Monday, December 16, 2024

Sex and Rockets by John Carter

If memory serves, I got this one on a two-for-one deal with Ritual America by Adam Parfrey and Craig Heimbichner. That makes sense. The subtitle of Sex and Rockets is The Occult World of Jack Parsons, and Jack Parsons is one of the many people “profiled” in Ritual America.

Profiled is in quotation marks because, much like Ritual America, Sex and Rockets is a book -- in this case a kind of biography -- that talks about the secrets of the universe without ever saying what the secrets of the universe are.

Parsons became “Frater T.O.P.A.N.” and was known as “Frater 210” for short. His wife became “Soror Grimaud.” The initials in Parsons’ magical motto stood for ‘Thelemum Obtentum Procedero Amoris Nupitae,’ Latin for “the obtainment of thelema -- Will -- through the nuptials of love.” The initials T.O.P.A.N. were also a declaration of Parsons’ dedication: To Pan. In Hebrew the enumeration for T.O.P.A.N. is 400 + 70 + 80 + 1 + 50 = 601. Parsons counted it as I.O.P.A.N., giving the more desirable sum 210, with “Io Pan” being Greek for “Hail Pan.” Indeed, Crowley’s “Hymn to Pan,” which Parsons had memorized and often recited, begins, “Io Pan!
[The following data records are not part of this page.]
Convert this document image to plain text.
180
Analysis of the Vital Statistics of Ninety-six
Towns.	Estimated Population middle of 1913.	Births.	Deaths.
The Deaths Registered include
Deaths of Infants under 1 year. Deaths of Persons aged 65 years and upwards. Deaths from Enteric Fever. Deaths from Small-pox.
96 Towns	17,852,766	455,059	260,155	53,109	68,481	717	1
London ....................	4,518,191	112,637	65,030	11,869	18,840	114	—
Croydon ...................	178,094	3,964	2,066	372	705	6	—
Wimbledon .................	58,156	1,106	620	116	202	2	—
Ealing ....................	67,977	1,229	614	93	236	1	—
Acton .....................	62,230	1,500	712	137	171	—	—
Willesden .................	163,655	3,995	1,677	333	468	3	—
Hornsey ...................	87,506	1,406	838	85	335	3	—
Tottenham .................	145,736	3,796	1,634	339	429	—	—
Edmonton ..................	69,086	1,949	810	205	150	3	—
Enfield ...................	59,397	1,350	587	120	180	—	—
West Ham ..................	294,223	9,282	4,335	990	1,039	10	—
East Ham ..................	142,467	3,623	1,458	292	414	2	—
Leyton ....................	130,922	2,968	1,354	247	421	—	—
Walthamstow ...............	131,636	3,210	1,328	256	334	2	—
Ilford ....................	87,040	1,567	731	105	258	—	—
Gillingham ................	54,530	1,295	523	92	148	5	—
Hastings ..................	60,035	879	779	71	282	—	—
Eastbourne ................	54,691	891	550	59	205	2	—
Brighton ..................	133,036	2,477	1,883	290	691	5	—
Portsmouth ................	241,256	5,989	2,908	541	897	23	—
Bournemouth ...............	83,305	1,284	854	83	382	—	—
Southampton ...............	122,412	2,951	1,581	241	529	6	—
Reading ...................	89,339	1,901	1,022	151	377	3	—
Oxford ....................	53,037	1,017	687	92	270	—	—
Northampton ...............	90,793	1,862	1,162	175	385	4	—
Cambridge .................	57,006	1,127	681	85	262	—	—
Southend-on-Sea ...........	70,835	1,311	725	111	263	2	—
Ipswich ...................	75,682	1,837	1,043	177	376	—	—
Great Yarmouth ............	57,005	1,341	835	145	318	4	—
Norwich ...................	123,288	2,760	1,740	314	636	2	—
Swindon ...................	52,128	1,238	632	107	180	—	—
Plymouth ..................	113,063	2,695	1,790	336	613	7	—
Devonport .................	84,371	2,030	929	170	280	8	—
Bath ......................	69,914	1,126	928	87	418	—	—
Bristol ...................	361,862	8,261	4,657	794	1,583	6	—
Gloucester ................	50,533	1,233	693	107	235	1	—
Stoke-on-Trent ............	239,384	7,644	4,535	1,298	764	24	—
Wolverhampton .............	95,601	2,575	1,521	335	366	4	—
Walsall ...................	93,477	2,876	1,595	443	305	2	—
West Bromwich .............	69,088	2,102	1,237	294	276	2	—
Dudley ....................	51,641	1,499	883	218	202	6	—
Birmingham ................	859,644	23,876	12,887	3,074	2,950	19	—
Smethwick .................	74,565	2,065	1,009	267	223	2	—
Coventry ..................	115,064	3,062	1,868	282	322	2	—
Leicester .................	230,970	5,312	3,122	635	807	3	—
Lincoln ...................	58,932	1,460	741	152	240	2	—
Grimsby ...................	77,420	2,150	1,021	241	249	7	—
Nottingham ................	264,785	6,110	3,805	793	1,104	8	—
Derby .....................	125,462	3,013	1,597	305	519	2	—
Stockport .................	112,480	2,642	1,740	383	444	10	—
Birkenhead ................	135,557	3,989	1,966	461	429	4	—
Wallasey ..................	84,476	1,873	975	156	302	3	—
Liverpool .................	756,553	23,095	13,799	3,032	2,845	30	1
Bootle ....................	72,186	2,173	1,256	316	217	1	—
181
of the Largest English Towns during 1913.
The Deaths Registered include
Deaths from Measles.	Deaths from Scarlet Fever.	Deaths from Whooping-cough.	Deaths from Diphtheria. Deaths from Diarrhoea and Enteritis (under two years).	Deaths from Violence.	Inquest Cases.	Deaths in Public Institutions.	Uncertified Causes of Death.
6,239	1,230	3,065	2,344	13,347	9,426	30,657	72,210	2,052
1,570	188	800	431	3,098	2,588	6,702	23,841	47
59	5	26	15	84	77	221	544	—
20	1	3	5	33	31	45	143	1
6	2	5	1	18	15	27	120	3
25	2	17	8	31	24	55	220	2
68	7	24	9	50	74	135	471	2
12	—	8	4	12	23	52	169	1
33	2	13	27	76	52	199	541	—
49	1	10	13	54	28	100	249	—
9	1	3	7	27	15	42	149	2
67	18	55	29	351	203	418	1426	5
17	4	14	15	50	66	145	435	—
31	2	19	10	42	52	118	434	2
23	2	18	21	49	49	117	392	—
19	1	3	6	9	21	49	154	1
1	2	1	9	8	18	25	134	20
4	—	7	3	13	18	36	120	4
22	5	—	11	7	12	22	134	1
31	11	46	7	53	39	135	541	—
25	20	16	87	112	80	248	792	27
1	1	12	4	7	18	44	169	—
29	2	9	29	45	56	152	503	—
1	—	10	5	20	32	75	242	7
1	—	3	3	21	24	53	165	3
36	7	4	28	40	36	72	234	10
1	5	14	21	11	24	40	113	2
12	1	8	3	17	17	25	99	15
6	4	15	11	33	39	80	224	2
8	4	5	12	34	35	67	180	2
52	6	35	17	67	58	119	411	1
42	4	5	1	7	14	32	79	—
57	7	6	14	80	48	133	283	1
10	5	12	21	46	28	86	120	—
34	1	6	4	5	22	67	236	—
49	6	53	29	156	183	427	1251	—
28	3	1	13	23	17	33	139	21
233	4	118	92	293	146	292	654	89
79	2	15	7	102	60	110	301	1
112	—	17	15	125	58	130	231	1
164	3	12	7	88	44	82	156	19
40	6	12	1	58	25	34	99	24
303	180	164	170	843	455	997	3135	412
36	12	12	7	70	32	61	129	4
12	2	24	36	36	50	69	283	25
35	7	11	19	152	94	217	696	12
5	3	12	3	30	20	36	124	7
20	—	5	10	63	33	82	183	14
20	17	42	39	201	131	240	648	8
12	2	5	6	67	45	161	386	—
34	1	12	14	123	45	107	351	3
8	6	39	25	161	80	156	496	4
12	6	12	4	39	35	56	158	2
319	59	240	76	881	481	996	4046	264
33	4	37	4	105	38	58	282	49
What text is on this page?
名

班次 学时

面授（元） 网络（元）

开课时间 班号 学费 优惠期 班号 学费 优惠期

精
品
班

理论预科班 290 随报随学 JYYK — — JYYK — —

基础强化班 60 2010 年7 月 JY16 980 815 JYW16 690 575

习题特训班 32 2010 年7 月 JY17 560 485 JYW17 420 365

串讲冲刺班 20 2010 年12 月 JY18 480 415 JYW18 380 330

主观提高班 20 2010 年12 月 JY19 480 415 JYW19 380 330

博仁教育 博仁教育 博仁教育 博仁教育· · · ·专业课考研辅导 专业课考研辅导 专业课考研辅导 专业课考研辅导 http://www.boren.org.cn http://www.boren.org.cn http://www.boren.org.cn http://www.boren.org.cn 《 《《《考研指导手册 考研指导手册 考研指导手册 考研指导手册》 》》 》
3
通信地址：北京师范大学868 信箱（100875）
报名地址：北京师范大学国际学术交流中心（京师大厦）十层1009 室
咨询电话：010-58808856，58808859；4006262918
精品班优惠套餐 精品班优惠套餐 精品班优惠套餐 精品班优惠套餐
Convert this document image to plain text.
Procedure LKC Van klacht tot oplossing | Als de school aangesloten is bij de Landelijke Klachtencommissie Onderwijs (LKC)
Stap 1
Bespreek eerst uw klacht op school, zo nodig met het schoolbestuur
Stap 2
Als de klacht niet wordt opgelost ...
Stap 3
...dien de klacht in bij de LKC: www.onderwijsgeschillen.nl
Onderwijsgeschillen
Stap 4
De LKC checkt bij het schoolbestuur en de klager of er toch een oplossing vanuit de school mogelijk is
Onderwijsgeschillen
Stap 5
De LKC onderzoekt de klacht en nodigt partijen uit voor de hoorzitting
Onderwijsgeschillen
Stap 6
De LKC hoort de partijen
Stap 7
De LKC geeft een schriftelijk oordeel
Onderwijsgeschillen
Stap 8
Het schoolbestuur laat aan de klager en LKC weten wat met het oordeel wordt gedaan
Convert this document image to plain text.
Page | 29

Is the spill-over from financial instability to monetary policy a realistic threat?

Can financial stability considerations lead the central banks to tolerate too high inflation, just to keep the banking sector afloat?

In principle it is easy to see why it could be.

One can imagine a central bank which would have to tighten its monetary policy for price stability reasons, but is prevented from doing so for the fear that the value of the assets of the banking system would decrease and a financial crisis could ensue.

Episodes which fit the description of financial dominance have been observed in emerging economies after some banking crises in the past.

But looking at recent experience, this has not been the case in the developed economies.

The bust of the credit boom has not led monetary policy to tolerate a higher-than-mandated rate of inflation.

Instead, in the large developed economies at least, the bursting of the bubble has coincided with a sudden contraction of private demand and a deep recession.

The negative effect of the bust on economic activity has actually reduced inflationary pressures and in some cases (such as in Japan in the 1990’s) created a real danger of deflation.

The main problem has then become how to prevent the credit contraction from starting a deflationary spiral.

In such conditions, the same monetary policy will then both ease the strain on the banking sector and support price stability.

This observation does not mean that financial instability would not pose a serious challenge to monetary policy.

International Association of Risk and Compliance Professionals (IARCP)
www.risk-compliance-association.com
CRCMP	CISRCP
Io Pan Pan!”

The numbers 1 through 20 add to 210. In the book 777 Crowley also speaks of certain numbers important to each of the sephiroth (spheres) of the kabbalistic Tree of Life. The first has the value 1, the second 1 + 2 = 3, the third 1 + 2 + 3 = 6, and so on; there are 10 altogether. Although Crowley does not say so, a little quick math will show these 10 values add to 210. In 777 Crowley calls the meaning of 210 “too holy” to divulge, an allusion to the “N.O.X. formula.” N.O.X., Latin for “night,” is akin to “L.V.X.” or “Lux” -- light. Both are portrayed during simple rituals of Crowley’s that came from the Golden Dawn.

Coincidentally, the interstate highway running through Pasadena which makes a 90-degree turn due north of the beginning of South Orange Grove Ave., heading straight to JPL, is numbered 210, as if some cosmic force numbered the highway in Parsons’ honor.

It never gets any deeper than this. Numerical coincidences and rituals and mottos built on their supposed magical properties.

Parsons, a rocket scientist in the early days of the space program, is a member of a bunch of secret societies, and somewhat obsessed with the secrets that they might reveal, especially, as his “magical motto” describes, through sex practices frowned on by his straightjacketed culture of the 1950s and 1960s. Hence, Sex and Rockets.